A deep-learning model for thyroid cancer histopathology.
Built with a university hospital: a neural network that classifies thyroid cancer cells from histopathology images, tile by tile across a whole slide.


A sample run on one whole-slide image. Tile counts are that image’s output, not a measure of model accuracy.
We partnered with a university hospital that brought the clinical questions and the annotated histopathology data. We brought the machine-learning engineering. The goal was a model that could identify and classify thyroid cancer cells in tissue images.
A deep neural network, engineered in MATLAB, that divides each slide into a grid of tiles, classifies every tile as benign or malignant, and rolls the tiles up into a slide-level read — with the malignant regions annotated back onto the original image.
The model classifies whole-slide images and reports a slide-level impression with the malignant regions mapped. Measured performance is reported in the forthcoming paper rather than asserted here.
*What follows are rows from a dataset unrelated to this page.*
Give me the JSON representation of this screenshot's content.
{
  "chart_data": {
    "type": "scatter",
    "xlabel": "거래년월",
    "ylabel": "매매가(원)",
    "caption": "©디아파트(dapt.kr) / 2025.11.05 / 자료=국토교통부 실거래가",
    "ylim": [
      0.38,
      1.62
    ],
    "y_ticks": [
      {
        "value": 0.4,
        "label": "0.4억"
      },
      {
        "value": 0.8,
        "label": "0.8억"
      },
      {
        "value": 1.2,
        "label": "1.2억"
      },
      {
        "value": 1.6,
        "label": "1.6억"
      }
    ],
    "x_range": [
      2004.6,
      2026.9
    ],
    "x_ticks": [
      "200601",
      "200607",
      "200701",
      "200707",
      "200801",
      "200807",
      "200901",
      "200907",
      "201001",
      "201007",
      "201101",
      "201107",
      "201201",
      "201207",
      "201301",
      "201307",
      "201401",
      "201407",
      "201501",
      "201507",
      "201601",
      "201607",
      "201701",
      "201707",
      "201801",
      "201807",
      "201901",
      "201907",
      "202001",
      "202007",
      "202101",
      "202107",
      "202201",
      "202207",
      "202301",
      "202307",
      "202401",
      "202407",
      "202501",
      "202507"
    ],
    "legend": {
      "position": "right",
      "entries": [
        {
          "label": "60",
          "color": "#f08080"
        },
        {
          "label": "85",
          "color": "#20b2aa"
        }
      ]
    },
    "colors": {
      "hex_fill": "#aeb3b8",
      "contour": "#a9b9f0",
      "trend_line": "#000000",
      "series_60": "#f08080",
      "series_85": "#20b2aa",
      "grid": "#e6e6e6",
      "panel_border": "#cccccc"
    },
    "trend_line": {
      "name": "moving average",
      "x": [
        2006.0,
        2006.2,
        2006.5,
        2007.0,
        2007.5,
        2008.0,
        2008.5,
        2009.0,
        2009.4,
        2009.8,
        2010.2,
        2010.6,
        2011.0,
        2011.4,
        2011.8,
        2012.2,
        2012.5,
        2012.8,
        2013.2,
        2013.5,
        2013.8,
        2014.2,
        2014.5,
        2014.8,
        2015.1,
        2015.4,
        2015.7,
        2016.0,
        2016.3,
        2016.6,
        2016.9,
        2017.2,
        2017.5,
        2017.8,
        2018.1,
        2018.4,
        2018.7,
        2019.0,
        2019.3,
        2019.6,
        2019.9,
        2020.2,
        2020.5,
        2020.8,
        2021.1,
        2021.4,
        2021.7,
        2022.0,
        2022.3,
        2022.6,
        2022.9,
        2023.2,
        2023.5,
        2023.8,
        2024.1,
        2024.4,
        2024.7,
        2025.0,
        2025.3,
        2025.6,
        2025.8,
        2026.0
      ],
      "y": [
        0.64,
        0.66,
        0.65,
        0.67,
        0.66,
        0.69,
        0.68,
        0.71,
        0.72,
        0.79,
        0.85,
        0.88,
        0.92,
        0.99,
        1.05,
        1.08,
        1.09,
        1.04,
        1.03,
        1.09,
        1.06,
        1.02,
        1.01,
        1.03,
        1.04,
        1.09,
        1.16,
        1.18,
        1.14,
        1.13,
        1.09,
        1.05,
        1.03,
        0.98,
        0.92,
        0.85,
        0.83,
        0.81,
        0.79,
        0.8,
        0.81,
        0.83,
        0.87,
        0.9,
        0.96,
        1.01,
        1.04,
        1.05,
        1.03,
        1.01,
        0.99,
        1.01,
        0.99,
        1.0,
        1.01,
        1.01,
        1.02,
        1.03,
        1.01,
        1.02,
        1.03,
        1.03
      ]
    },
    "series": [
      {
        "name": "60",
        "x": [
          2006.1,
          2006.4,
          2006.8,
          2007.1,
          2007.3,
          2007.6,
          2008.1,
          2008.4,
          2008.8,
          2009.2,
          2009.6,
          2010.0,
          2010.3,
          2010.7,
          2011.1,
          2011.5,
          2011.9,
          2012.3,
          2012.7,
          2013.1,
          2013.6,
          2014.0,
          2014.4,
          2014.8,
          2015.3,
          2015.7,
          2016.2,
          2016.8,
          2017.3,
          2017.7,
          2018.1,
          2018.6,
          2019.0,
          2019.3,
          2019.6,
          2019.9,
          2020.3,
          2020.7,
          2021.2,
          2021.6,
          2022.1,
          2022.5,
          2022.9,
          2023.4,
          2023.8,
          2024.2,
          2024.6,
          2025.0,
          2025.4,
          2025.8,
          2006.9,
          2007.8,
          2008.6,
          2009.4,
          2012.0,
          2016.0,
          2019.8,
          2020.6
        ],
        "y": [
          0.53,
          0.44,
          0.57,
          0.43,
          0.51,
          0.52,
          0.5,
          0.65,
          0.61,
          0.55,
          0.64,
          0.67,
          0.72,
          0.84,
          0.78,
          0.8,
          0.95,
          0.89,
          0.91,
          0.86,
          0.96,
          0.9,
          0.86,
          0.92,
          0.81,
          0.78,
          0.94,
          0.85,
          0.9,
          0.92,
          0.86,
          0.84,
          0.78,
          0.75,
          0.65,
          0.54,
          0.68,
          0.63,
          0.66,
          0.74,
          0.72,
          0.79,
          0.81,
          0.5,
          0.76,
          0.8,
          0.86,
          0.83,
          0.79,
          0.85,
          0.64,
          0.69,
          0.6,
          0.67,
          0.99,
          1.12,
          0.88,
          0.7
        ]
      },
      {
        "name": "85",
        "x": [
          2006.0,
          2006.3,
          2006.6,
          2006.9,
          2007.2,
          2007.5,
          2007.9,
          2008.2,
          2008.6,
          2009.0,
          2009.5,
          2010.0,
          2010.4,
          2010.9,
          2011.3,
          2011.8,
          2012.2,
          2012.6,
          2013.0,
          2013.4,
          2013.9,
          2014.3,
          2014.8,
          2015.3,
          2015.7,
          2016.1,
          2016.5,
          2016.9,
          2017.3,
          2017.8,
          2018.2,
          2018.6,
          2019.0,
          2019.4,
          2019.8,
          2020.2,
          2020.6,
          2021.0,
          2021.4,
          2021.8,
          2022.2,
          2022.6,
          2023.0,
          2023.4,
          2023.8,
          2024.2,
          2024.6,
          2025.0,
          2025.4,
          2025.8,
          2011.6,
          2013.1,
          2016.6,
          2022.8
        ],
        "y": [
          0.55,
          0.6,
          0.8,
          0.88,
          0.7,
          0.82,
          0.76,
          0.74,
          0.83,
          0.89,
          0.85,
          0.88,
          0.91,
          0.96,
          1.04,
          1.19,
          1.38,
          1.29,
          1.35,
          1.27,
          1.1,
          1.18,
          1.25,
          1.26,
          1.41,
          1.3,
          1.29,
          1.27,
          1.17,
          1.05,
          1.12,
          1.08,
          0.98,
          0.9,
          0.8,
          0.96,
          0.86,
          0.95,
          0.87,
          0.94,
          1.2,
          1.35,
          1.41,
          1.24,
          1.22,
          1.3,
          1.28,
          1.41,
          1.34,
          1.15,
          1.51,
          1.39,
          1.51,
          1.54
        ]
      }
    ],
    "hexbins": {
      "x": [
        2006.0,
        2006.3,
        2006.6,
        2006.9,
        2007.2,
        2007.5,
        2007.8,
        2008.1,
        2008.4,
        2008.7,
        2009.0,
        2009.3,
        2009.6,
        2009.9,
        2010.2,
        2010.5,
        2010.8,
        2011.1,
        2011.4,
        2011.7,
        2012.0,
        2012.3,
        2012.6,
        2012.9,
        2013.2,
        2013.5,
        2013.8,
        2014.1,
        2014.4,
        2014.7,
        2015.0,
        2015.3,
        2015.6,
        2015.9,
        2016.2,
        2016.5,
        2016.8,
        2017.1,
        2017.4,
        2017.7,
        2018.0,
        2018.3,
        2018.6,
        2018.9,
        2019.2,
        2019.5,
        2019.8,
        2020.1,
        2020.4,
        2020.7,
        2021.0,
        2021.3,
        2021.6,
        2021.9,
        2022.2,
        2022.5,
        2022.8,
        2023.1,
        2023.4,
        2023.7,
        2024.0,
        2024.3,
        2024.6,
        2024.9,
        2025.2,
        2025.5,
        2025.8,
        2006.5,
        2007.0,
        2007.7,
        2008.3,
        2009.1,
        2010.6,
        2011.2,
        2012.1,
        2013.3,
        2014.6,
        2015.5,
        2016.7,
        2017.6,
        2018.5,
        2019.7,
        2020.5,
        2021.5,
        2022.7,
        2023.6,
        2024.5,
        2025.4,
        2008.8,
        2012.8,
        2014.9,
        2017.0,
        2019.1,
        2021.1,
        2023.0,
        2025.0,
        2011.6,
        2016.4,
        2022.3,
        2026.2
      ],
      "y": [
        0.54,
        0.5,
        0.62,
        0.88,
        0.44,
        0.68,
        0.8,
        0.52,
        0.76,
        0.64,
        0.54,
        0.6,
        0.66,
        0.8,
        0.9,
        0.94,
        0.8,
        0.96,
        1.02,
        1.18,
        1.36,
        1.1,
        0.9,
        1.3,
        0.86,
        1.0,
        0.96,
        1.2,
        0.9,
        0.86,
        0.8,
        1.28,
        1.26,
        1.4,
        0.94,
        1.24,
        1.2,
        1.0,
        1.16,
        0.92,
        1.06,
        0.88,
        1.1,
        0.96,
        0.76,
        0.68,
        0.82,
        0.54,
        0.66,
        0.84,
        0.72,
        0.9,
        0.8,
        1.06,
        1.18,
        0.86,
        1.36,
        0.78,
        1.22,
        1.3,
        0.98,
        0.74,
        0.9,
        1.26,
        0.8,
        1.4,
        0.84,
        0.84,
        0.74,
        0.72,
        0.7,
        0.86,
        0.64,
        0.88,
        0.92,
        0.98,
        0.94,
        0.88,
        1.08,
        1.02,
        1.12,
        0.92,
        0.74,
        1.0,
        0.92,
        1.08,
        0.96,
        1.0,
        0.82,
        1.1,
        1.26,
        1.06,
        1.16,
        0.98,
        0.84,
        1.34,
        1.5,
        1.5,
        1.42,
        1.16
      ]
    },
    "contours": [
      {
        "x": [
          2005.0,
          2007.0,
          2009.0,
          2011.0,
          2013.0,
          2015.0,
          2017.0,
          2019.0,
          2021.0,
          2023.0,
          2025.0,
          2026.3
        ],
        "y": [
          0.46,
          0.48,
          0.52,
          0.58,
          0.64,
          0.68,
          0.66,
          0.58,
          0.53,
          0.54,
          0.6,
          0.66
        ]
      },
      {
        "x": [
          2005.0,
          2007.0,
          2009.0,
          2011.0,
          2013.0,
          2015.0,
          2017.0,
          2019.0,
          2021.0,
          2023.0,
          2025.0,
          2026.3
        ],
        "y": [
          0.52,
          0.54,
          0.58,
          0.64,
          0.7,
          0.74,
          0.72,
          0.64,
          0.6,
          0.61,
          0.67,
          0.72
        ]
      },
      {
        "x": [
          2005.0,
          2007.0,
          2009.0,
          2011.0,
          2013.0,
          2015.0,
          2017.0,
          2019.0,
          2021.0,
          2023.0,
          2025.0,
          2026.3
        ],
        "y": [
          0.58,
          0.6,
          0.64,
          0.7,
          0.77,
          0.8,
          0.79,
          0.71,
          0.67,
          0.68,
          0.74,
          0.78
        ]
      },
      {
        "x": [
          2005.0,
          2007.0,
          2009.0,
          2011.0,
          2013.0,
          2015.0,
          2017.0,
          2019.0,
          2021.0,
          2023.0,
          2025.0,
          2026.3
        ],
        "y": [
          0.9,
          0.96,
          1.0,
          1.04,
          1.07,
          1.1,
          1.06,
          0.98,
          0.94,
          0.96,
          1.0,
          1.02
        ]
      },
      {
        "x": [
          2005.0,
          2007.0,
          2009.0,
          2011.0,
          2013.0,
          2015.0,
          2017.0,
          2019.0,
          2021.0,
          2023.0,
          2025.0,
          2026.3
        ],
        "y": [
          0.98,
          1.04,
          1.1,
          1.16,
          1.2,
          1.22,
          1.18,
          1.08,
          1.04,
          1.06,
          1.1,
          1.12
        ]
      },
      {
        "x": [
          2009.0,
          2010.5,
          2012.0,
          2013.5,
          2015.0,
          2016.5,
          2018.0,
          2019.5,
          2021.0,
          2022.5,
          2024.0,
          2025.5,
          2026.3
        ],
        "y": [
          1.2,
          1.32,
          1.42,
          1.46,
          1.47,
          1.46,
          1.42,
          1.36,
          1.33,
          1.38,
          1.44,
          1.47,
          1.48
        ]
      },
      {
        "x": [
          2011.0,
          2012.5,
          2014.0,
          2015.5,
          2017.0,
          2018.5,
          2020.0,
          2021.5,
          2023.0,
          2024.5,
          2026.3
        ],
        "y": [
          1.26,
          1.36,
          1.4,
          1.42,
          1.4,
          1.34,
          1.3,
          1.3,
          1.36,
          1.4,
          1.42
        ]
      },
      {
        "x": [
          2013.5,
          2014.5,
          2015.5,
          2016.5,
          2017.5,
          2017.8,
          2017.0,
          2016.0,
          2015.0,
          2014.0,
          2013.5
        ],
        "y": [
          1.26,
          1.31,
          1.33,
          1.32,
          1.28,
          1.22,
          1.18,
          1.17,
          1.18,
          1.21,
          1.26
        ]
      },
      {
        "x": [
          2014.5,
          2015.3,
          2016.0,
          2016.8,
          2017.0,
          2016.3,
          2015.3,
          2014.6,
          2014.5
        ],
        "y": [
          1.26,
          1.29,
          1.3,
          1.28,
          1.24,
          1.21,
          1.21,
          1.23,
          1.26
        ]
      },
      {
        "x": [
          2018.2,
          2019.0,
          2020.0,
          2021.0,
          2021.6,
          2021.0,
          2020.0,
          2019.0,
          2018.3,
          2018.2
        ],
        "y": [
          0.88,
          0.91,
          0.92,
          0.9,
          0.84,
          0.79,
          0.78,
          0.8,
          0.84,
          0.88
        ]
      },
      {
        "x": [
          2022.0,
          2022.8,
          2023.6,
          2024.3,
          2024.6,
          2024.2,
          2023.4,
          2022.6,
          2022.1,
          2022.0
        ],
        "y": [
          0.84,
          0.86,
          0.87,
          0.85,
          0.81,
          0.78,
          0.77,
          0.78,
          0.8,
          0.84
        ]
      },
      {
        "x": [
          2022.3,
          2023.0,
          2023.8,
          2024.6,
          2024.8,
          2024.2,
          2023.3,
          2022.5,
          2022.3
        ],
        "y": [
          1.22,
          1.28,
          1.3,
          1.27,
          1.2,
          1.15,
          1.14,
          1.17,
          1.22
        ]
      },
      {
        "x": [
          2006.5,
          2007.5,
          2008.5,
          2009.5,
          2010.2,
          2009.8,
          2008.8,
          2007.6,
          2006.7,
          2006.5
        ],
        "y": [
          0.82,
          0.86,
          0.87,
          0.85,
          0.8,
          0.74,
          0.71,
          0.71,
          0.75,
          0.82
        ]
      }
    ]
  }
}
This is the depth we bring to any domain. If the same engineering can be trusted with cancer histopathology in a hospital setting, the systems we build for clinics, contractors, and logistics stand on serious ground.
The outcomes are being prepared for publication as part of an upcoming academic paper. We’ll link it here when it’s out.
Hospital partner cleared to be referenced and kept unnamed pending naming approval. This is research, not a cleared clinical diagnostic device; performance figures will publish with the paper.